Ihren Samenspender suchte sie sich später in einer Onlinedatenbank aus. Dabei ging sie nach der Optik. »Fast wie bei Tinder«, scherzte sie. Schwanger wurde sie gleich beim ersten Versuch. Ihr Baby kam im letzten Winter zur Welt und ist putzmunter. Einen One-Night-Stand oder eine aktuelle Liebschaft für ihr Vorhaben zu »benutzen«, das war für meine Freundin keine Option, weil sie für ihren Job ständig zwischen London und Berlin pendelt. Ihr Kind will sie immer bei sich haben. »Das hätte einem liebenden Vater, der nicht mein Partner ist und einen festen Wohnort hat, nur wehgetan. Für solche Dramen habe ich keine Nerven. Und erst recht nicht für einen Sorgerechtsstreit.« Fest binden möchte sie sich im Moment nicht. An männlichem Einfluss wird es dem Baby meiner Freundin im Übrigen nicht mangeln. »Ich plane, einen älteren Herrn als Nanny einzustellen«, erzählte sie mir kürzlich. Zudem möchte sie zwei ihrer Freunde – ein entzückendes schwules Pärchen aus Paris – zu Patenonkeln machen.

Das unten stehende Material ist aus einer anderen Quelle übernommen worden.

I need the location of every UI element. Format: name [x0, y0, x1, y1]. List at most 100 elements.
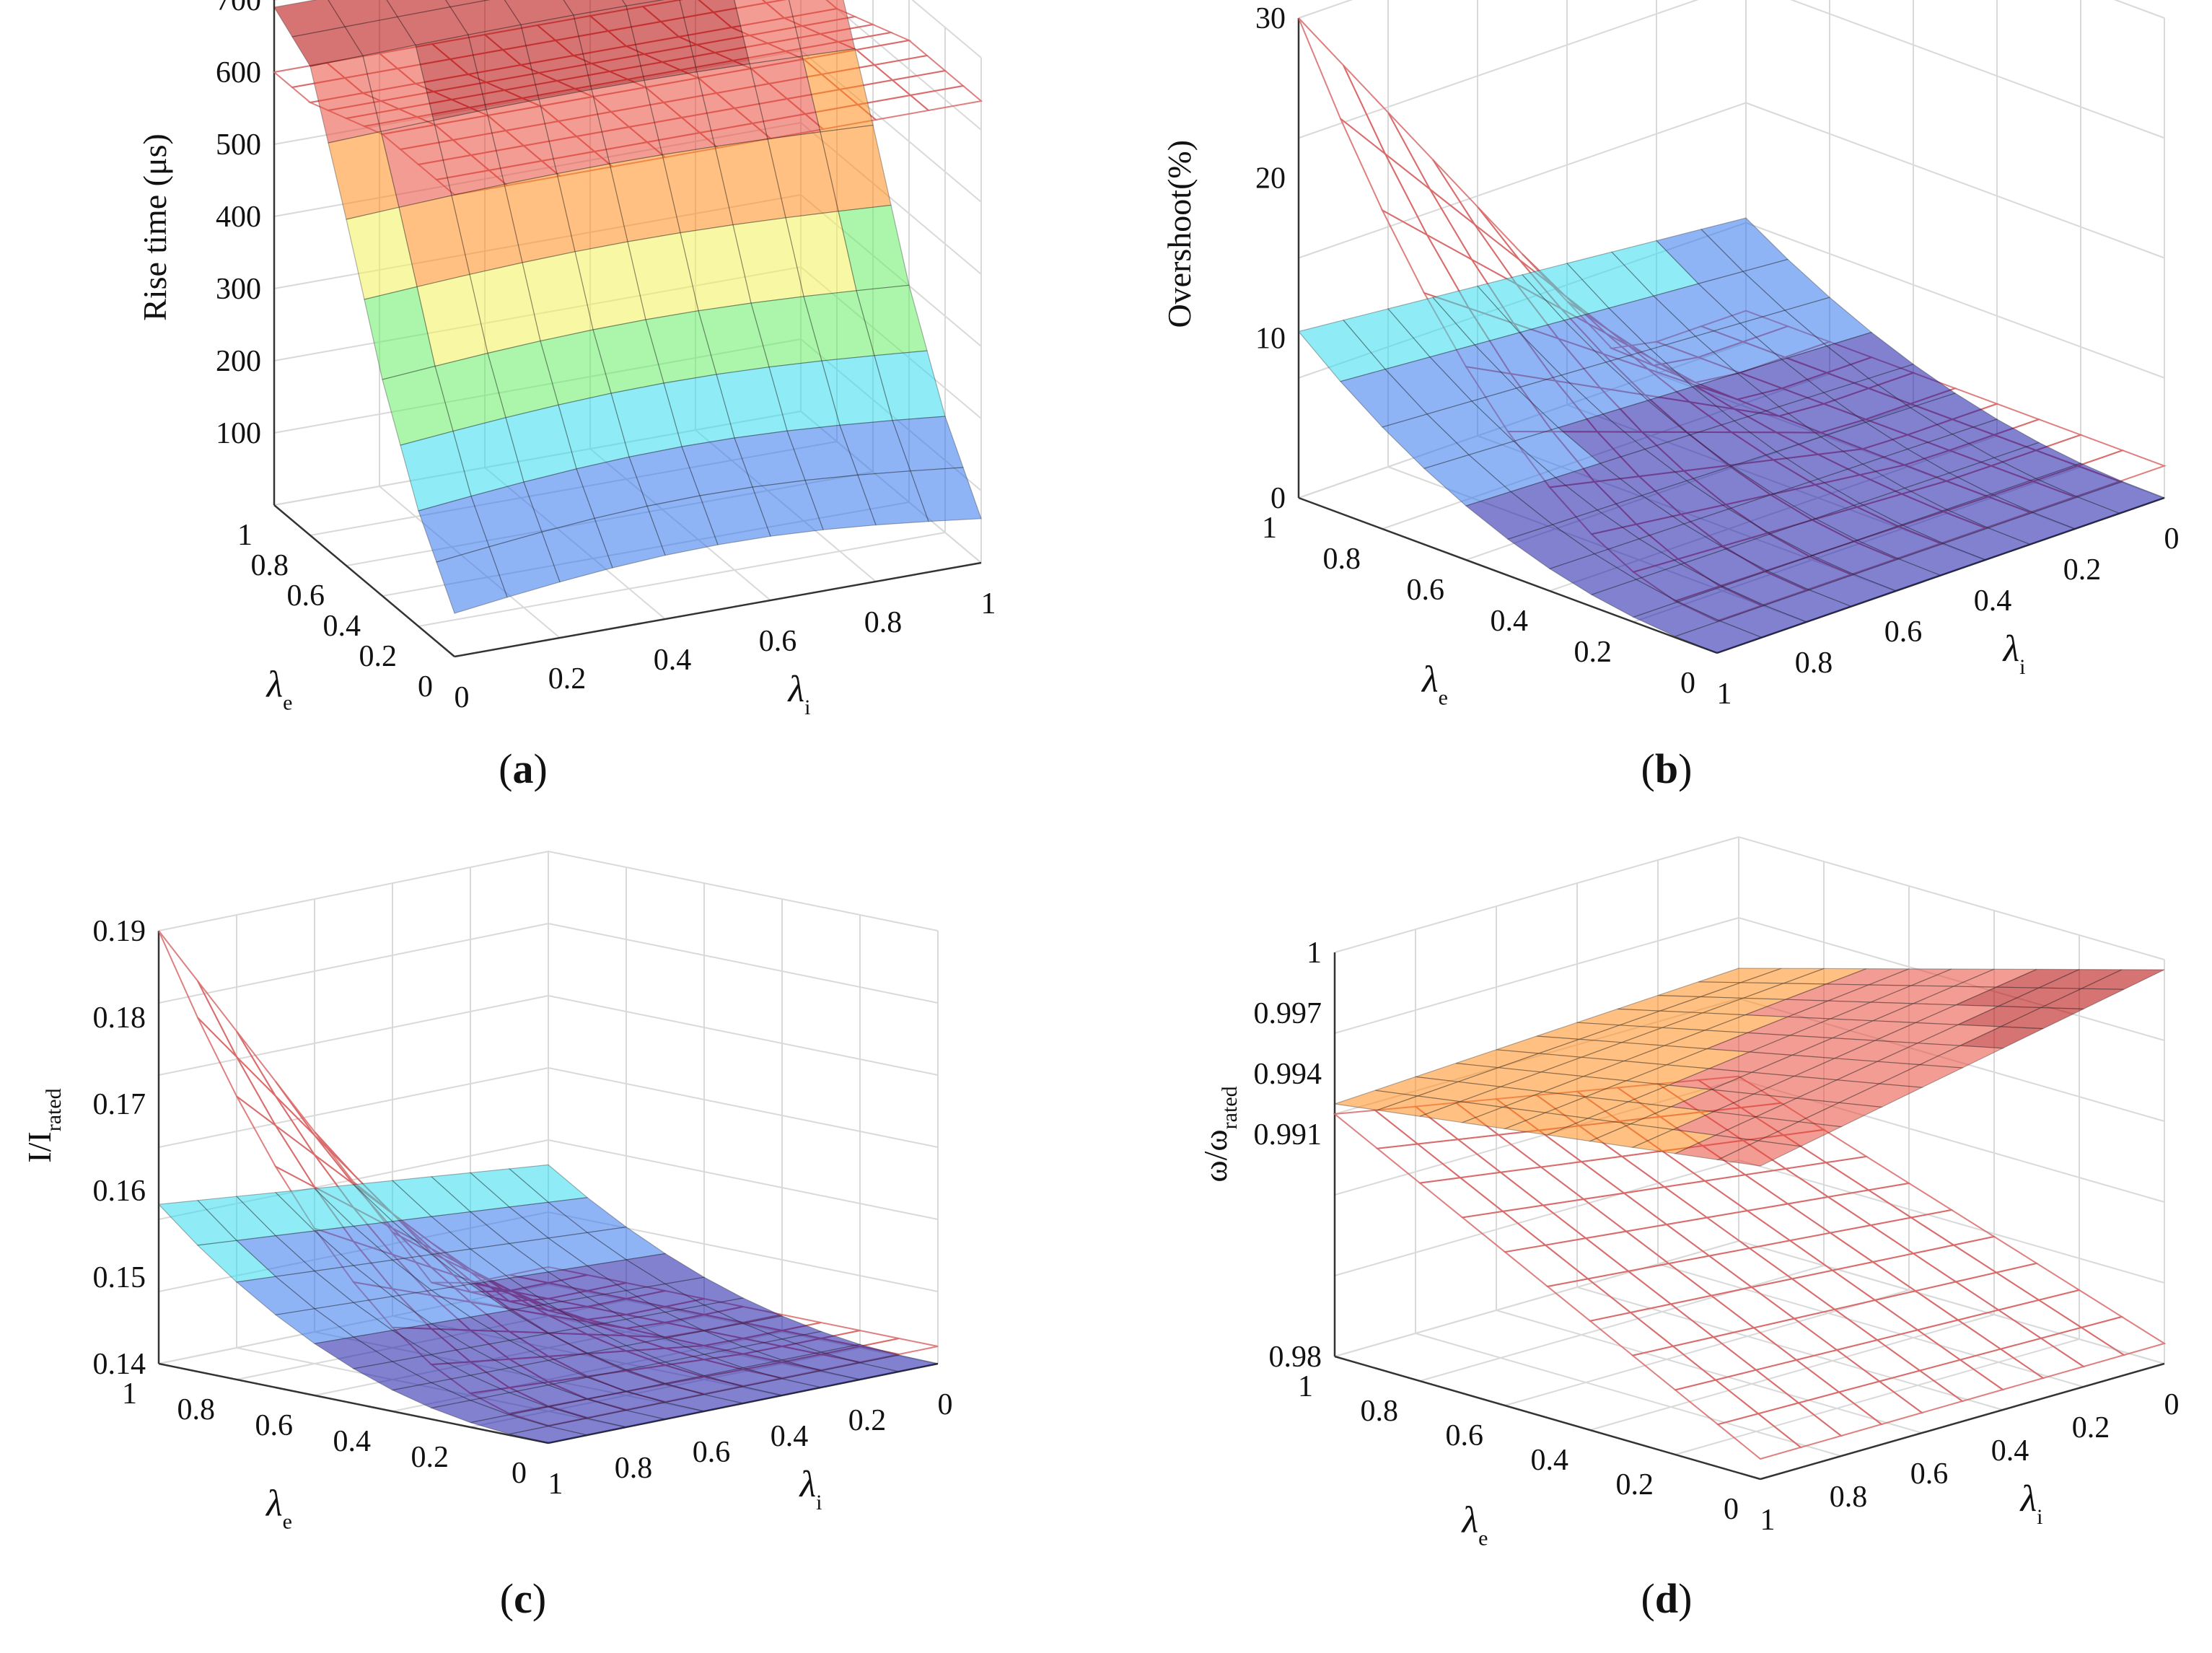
wall-grid-line: [548, 923, 939, 1004]
surface-cell: [742, 1359, 822, 1380]
z-tick-label: 300: [216, 273, 261, 306]
z-tick-label: 600: [216, 56, 261, 89]
surface-cell: [820, 124, 892, 212]
wire-cell: [1877, 1369, 1965, 1414]
y-tick-label: 0: [1724, 1493, 1739, 1526]
surface-cell: [548, 1418, 627, 1436]
surface-cell: [1955, 986, 2040, 1007]
y-axis-label: λe: [1461, 1500, 1488, 1551]
wall-grid-line: [1334, 1159, 1739, 1276]
surface-cell: [1625, 1064, 1710, 1086]
surface-cell: [1666, 1048, 1750, 1069]
caption-c: (c): [500, 1575, 546, 1622]
surface-cell: [470, 1414, 549, 1435]
wire-cell: [1579, 1155, 1667, 1194]
surface-cell: [1706, 1032, 1791, 1053]
wall-grid-line: [1745, 222, 2165, 379]
surface-cell: [1588, 1123, 1675, 1148]
x-tick-label: 0: [2164, 1388, 2180, 1421]
surface-cell: [1457, 1067, 1542, 1087]
wall-grid-line: [1298, 102, 1747, 259]
wire-cell: [1581, 1192, 1669, 1232]
wall-grid-line: [1298, 0, 1353, 19]
surface-cell: [1674, 620, 1763, 654]
surface-cell: [1827, 984, 1912, 1003]
z-tick-label: 0.15: [93, 1261, 146, 1294]
floor-grid-line: [1419, 1265, 1825, 1382]
x-tick-label: 0.6: [759, 625, 797, 658]
y-tick-label: 1: [122, 1377, 137, 1411]
surface-cell: [1540, 1056, 1625, 1077]
z-axis-label: I/Irated: [21, 1088, 66, 1162]
wire-cell: [1458, 1171, 1545, 1212]
wall-grid-line: [1790, 0, 2165, 139]
wall-grid-line: [1334, 836, 1739, 953]
wall-grid-line: [548, 1139, 939, 1220]
surface-cell: [1536, 1022, 1620, 1040]
y-tick-label: 0.8: [1361, 1395, 1399, 1428]
surface-cell: [547, 1265, 628, 1298]
surface-cell: [1465, 491, 1554, 540]
wire-cell: [1375, 1143, 1462, 1184]
surface-cell: [802, 48, 874, 133]
x-tick-label: 0.2: [548, 662, 587, 696]
caption-b: (b): [1641, 745, 1693, 792]
surface-cell: [892, 416, 964, 472]
surface-shaded: [1334, 968, 2165, 1167]
surface-cell: [509, 1406, 588, 1427]
z-tick-label: 400: [216, 201, 261, 234]
x-tick-label: 0.4: [1974, 584, 2012, 618]
y-axis-label: λe: [265, 665, 293, 715]
wire-cell: [1662, 1180, 1750, 1219]
surface-cell: [1872, 1003, 1957, 1024]
z-tick-label: 0.16: [93, 1175, 146, 1208]
z-tick-label: 0.98: [1269, 1341, 1322, 1374]
x-tick-label: 0.6: [693, 1436, 731, 1469]
surface-cell: [1426, 400, 1515, 456]
wall-grid-line: [1334, 917, 1739, 1034]
wire-cell: [1333, 1109, 1420, 1149]
surface-cell: [196, 1240, 277, 1283]
x-axis-label: λi: [787, 669, 811, 719]
panel-a: 00.20.40.60.8100.20.40.60.81100200300400…: [136, 0, 996, 792]
floor-grid-line: [418, 532, 946, 627]
wall-grid-line: [158, 923, 549, 1004]
surface-cell: [1632, 601, 1721, 637]
z-tick-label: 10: [1255, 322, 1286, 355]
surface-cell: [1716, 1140, 1803, 1167]
surface-cell: [1917, 1024, 2001, 1046]
surface-cell: [1752, 1075, 1839, 1099]
y-tick-label: 0.6: [1407, 574, 1445, 607]
y-tick-label: 0.4: [1531, 1444, 1569, 1477]
wire-cell: [1429, 188, 1517, 285]
floor-grid-line: [1589, 1314, 1995, 1431]
x-tick-label: 1: [981, 587, 996, 621]
surface-cell: [1631, 1128, 1718, 1154]
surface-cell: [1628, 1106, 1716, 1131]
surface-cell: [1548, 553, 1638, 595]
wall-grid-line: [1745, 102, 2165, 259]
surface-cell: [788, 0, 856, 57]
z-tick-label: 0.997: [1254, 997, 1322, 1030]
x-tick-label: 0: [455, 681, 470, 714]
surface-cell: [291, 26, 364, 67]
floor-grid-line: [1675, 1338, 2080, 1455]
surface-cell: [1506, 524, 1596, 569]
z-tick-label: 0.991: [1254, 1118, 1322, 1152]
surface-cell: [804, 474, 877, 530]
wire-cell: [1713, 1369, 1801, 1415]
x-tick-label: 0: [938, 1388, 953, 1421]
caption-d: (d): [1641, 1575, 1693, 1622]
surface-cell: [750, 296, 822, 368]
wire-cell: [1835, 1339, 1922, 1382]
surface-cell: [1744, 999, 1829, 1017]
wall-grid-line: [2113, 0, 2165, 19]
y-tick-label: 0.4: [1491, 605, 1529, 638]
surface-cell: [1747, 1016, 1831, 1036]
surface-cell: [587, 1390, 666, 1411]
wall-grid-line: [548, 1067, 939, 1148]
z-tick-label: 700: [216, 0, 261, 17]
z-tick-label: 200: [216, 345, 261, 378]
surface-cell: [1671, 1111, 1758, 1136]
surface-cell: [626, 1402, 705, 1420]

Klar, man kann darüber streiten, wie cool es ist, ein Kind in die Welt zu setzen, ohne dass dort ein Vater auf es wartet. Natürlich sind Kinder mit zwei Elternteilen nicht automatisch glücklicher. Sowieso gibt es immer weniger stabile Ehen, Beziehungen werden kürzer, viele Kinder sehen neue Partnerinnen und Partner der Elternteile kommen und gehen. Bleibt noch die Frage, ob meine Freundin ihrem Kind irgendwann die Wahrheit über seine Entstehung erzählen wird. In Dänemark gibt es zu diesen Themen jedenfalls bereits unzählige Kinderbücher mit Titeln wie Wo ist Karlas Papa?.

Natürlich hat jede Frau das Recht, mit ihrem Körper das zu tun, was sie für richtig hält. Es ist sicherlich eine große Erleichterung für viele, von dem Druck befreit zu sein, bis zu einem bestimmten Alter den richtigen Partner gefunden haben zu müssen, und sich stattdessen ganz in Ruhe, allein und komplett selbstbestimmt den Kinderwunsch zu erfüllen. Interessant für alle Beteiligten: Seit Juli 2017 gilt das neue Gesetz zur Regelung des Rechts auf Kenntnis der Abstammung bei heterologer Verwendung von Samen – so der vollständige sperrige Name. Es ermöglicht Menschen, die aus Samenspenden hervorgingen, beim zentralen Samenspenderregister Auskunft über ihren »Erzeuger« einzuholen. Die Daten von Samenspendern und Empfängerinnen in Zusammenhang mit einer ärztlich unterstützten künstlichen Befruchtung werden dort für 110 Jahre gespeichert.